PF indicia 48 pessoas por esquema de R$ 6,3 bi no INSS
Investigação aponta desvios em aposentadorias e propinas a ex-dirigentes do INSS para viabilizar fraudes associativas.
Pontos principais
- A Polícia Federal indiciou 48 pessoas, incluindo ex-dirigentes do INSS e o ex-ministro do Trabalho, José Carlos Oliveira.
- O esquema causou prejuízos de R$ 6,3 bilhões através de descontos indevidos em benefícios de aposentados e pensionistas.
- A Conafer é apontada como o núcleo central da organização criminosa, utilizando códigos como 'pendrive' para pagamentos de propina.
- Relatório da PF cita suposta articulação política para nomeações no INSS visando blindar o esquema, o que é negado pelo senador Rodrigo Pacheco.
- O ex-presidente do INSS, Alessandro Stefanutto, foi indiciado sob suspeita de receber pagamentos mensais de até R$ 250 mil.

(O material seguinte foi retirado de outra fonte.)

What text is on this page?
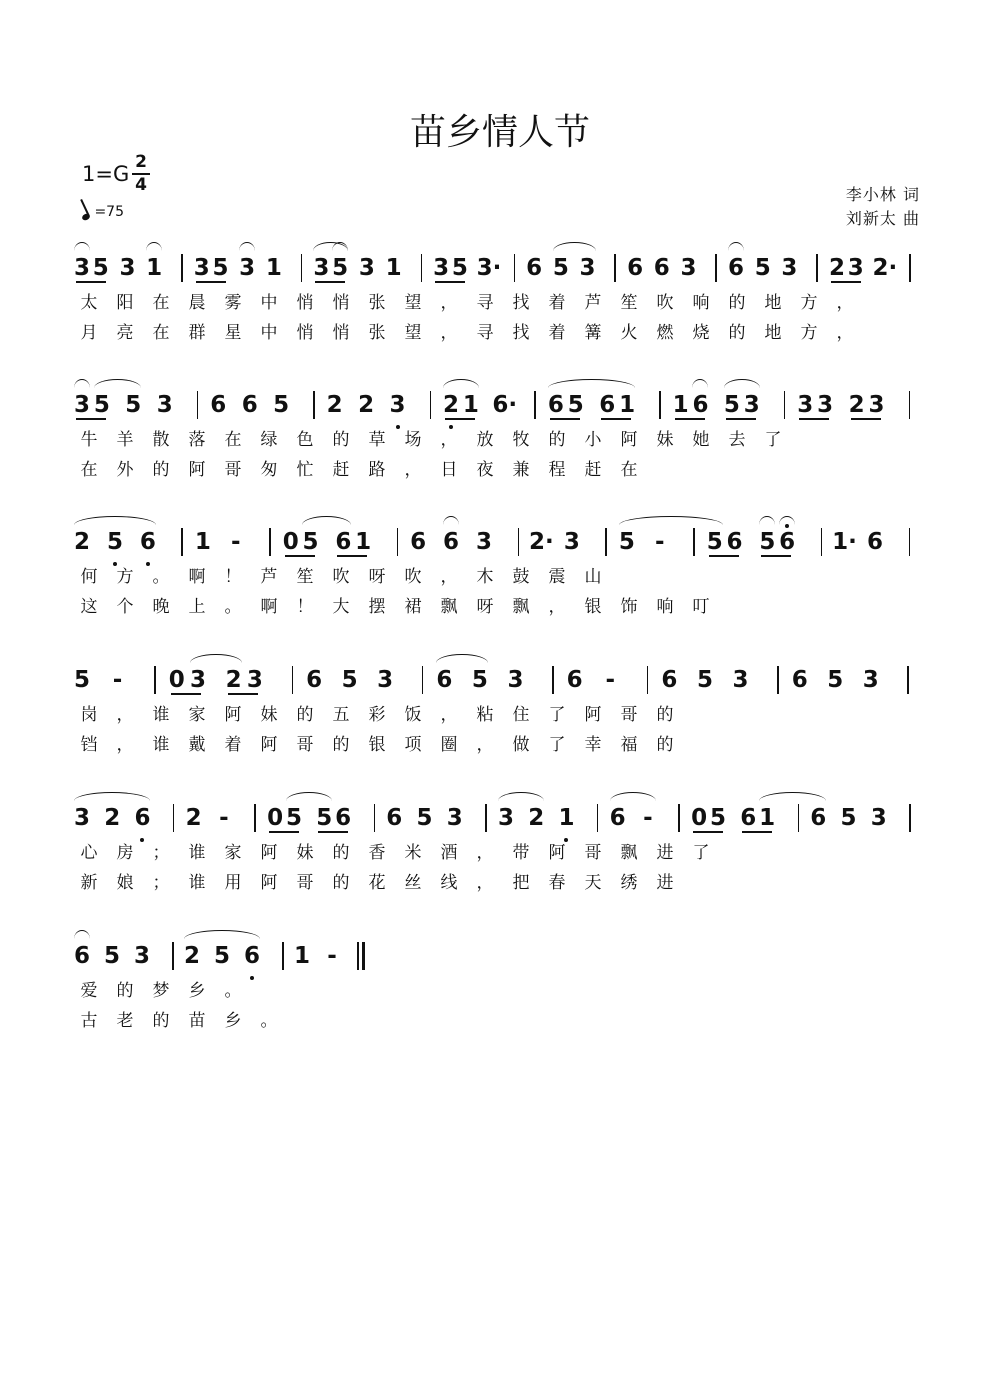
苗乡情人节
1=G 2
4
=75
李小林 词
刘新太 曲
3 5 3 1 3 5 3 1 3 5 3 1 3 5 3· 6 5 3 6 6 3 6 5 3 2 3 2·
太 阳 在 晨 雾 中 悄 悄 张 望 ， 寻 找 着 芦 笙 吹 响 的 地 方 ，
月 亮 在 群 星 中 悄 悄 张 望 ， 寻 找 着 篝 火 燃 烧 的 地 方 ，
3 5 5 3 6 6 5 2 2 3 2 1 6· 6 5 6 1 1 6 5 3 3 3 2 3
牛 羊 散 落 在 绿 色 的 草 场 ， 放 牧 的 小 阿 妹 她 去 了
在 外 的 阿 哥 匆 忙 赶 路 ， 日 夜 兼 程 赶 在
2 5 6 1 - 0 5 6 1 6 6 3 2· 3 5 - 5 6 5 6 1· 6
何 方 。 啊 ！ 芦 笙 吹 呀 吹 ， 木 鼓 震 山
这 个 晚 上 。 啊 ！ 大 摆 裙 飘 呀 飘 ， 银 饰 响 叮
5 - 0 3 2 3 6 5 3 6 5 3 6 - 6 5 3 6 5 3
岗 ， 谁 家 阿 妹 的 五 彩 饭 ， 粘 住 了 阿 哥 的
铛 ， 谁 戴 着 阿 哥 的 银 项 圈 ， 做 了 幸 福 的
3 2 6 2 - 0 5 5 6 6 5 3 3 2 1 6 - 0 5 6 1 6 5 3
心 房 ； 谁 家 阿 妹 的 香 米 酒 ， 带 阿 哥 飘 进 了
新 娘 ； 谁 用 阿 哥 的 花 丝 线 ， 把 春 天 绣 进
6 5 3 2 5 6 1 -
爱 的 梦 乡 。
古 老 的 苗 乡 。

A Polícia Federal concluiu a primeira fase da Operação Sem Desconto, que investiga um esquema estruturado de desvios em aposentadorias e pensões do INSS. Segundo as autoridades, a organização criminosa operava por meio de descontos associativos indevidos, causando um prejuízo estimado em R$ 6,3 bilhões aos beneficiários. Entre os 48 indiciados estão figuras de alto escalão, como o ex-presidente do INSS, Alessandro Stefanutto, e o ex-ministro do Trabalho, José Carlos Oliveira. A investigação aponta que a Conafer, presidida por Carlos Roberto Ferreira Lopes — atualmente foragido —, atuava como o centro da lavagem de dinheiro e corrupção, utilizando escritórios de advocacia e estabelecimentos comerciais para ocultar os valores ilícitos.

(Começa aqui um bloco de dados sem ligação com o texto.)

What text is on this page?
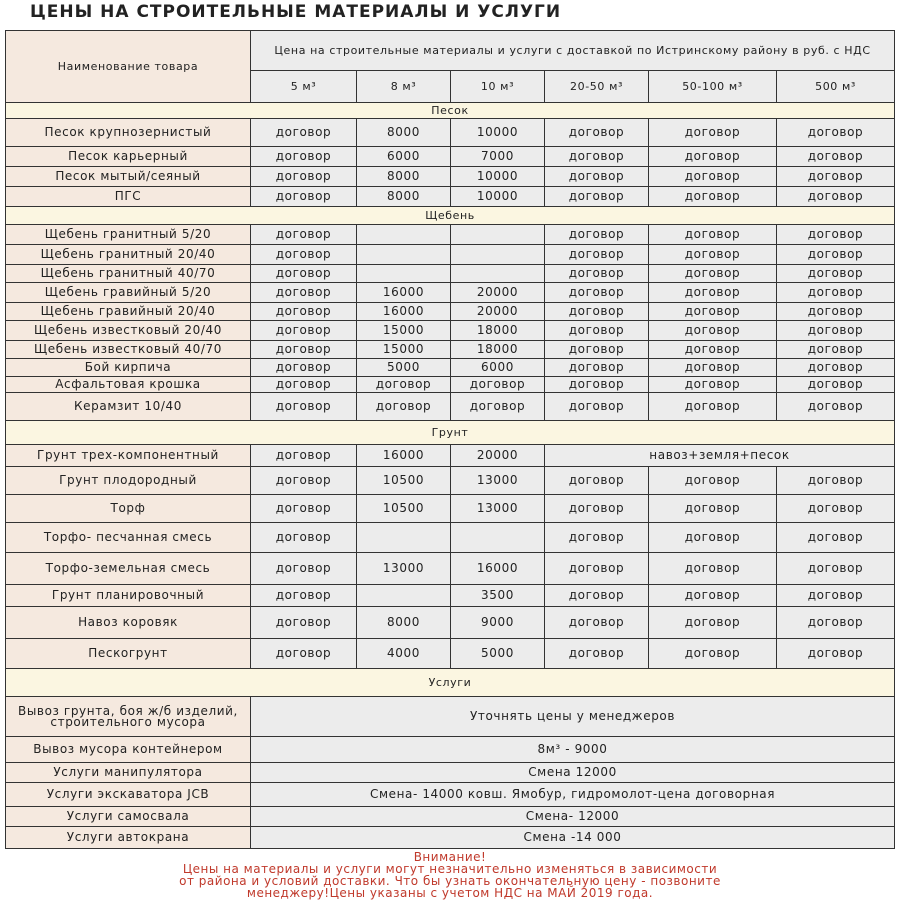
ЦЕНЫ НА СТРОИТЕЛЬНЫЕ МАТЕРИАЛЫ И УСЛУГИ
Наименование товара	Цена на строительные материалы и услуги с доставкой по Истринскому району в руб. с НДС					
	5 м³	8 м³	10 м³	20-50 м³	50-100 м³	500 м³
Песок						
Песок крупнозернистый	договор	8000	10000	договор	договор	договор
Песок карьерный	договор	6000	7000	договор	договор	договор
Песок мытый/сеяный	договор	8000	10000	договор	договор	договор
ПГС	договор	8000	10000	договор	договор	договор
Щебень						
Щебень гранитный 5/20	договор			договор	договор	договор
Щебень гранитный 20/40	договор			договор	договор	договор
Щебень гранитный 40/70	договор			договор	договор	договор
Щебень гравийный 5/20	договор	16000	20000	договор	договор	договор
Щебень гравийный 20/40	договор	16000	20000	договор	договор	договор
Щебень известковый 20/40	договор	15000	18000	договор	договор	договор
Щебень известковый 40/70	договор	15000	18000	договор	договор	договор
Бой кирпича	договор	5000	6000	договор	договор	договор
Асфальтовая крошка	договор	договор	договор	договор	договор	договор
Керамзит 10/40	договор	договор	договор	договор	договор	договор
Грунт						
Грунт трех-компонентный	договор	16000	20000	навоз+земля+песок		
Грунт плодородный	договор	10500	13000	договор	договор	договор
Торф	договор	10500	13000	договор	договор	договор
Торфо- песчанная смесь	договор			договор	договор	договор
Торфо-земельная смесь	договор	13000	16000	договор	договор	договор
Грунт планировочный	договор		3500	договор	договор	договор
Навоз коровяк	договор	8000	9000	договор	договор	договор
Пескогрунт	договор	4000	5000	договор	договор	договор
Услуги						
Вывоз грунта, боя ж/б изделий, строительного мусора	Уточнять цены у менеджеров					
Вывоз мусора контейнером	8м³ - 9000					
Услуги манипулятора	Смена 12000					
Услуги экскаватора JCB	Смена- 14000 ковш. Ямобур, гидромолот-цена договорная					
Услуги самосвала	Смена- 12000					
Услуги автокрана	Смена -14 000					
Внимание!
Цены на материалы и услуги могут незначительно изменяться в зависимости
от района и условий доставки. Что бы узнать окончательную цену - позвоните
менеджеру!Цены указаны с учетом НДС на МАЙ 2019 года.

O relatório da PF detalha o uso de códigos, como 'pendrive' e 'encomenda', para mascarar o pagamento de propinas mensais destinadas a agentes públicos em troca de omissão na fiscalização. Além das fraudes financeiras, a investigação sugere uma articulação política para a ocupação de cargos estratégicos no INSS, com o objetivo de proteger o esquema de auditorias. O documento menciona uma suposta reunião entre o senador Rodrigo Pacheco e o dirigente da Conafer para tratar de nomeações, fato categoricamente negado pelo parlamentar. O material foi entregue ao ministro do STF André Mendonça e será encaminhado à Procuradoria-Geral da República para análise de uma possível denúncia formal contra os envolvidos.